In the future, the PTEN test may help identify men who could benefit from specially targeted drugs to metastatic prostate tumors. “Putting together all of these findings,” says De Marzo, “it is clear that there is compelling clinical evidence that PTEN loss is associated with aggressive prostate cancer. But this is also paving the way for the ultimate widespread use of the PTEN IHC test in the clinic for men with low– to intermediate-risk prostate cancer.”

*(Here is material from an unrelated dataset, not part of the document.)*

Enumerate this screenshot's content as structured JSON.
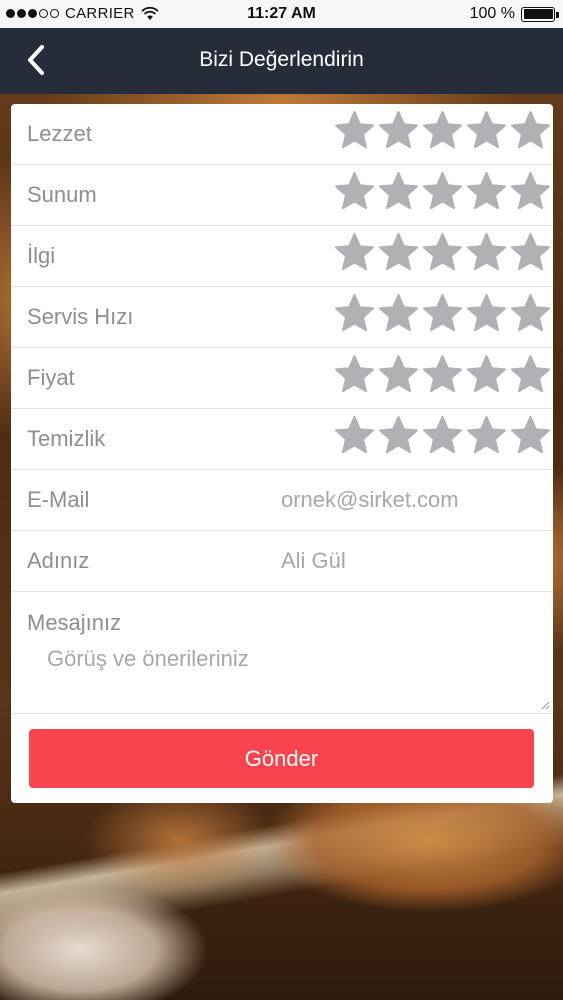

Other genetic tests: Prostate cancer lags behind breast cancer in the widespread use of genetic tests – and more importantly, in treatment that’s based on those findings. For example, a test called Oncotype DX, for women with lymph node-negative, estrogen receptor-positive breast cancer, can tell which women can safely avoid chemotherapy. “That’s why it got paid for by Medicare, why it’s worth doing, and why most oncologists for women in that setting are going to use this test,” says De Marzo. “Chemo can be highly toxic and expensive, and nobody wants it who doesn’t need it. If a test could save you chemotherapy, it would be a no-brainer to start using it routinely. It would probably save money, in addition to improving the outcome for the patient. If you could take a test and know that you have cancer that is not going to be aggressive, wouldn’t you want to do it? We aren’t quite there yet,” but he believes such tests are coming.
Another trend: Surgery on more aggressive disease. It used to be that surgeons wouldn’t operate if they thought a man had more aggressive disease – Gleason 9 or 10 – or cancer that had escaped from the prostate and moved into a lymph node. But some surgeons did by accident, not knowing until the prostate specimen had been sent to pathology just how aggressive the cancer was. But something unexpected happened with those men. “It looks like it benefits them,” says De Marzo. “do well. We didn’t expect them to do well.” He suspects that in a few years, studies will have shown that it is a good idea to operate on these men.
Why is this? It seems that just removing the vast majority of the tumor – even if there is some left behind – causes the cancer to take a huge hit. It’s still there, but it can take years for the cancer to recover its momentum. “There is precedent for this in other cancers,” says De Marzo. For example, ovarian cancer is often diagnosed after it has spread throughout the abdomen, “but it’s very clear that if you get as much as you can out of the abdomen, those women do better.” This is “debulking” the cancer. It can prolong life, and many surgeons may decide it’s worth doing in prostate cancer.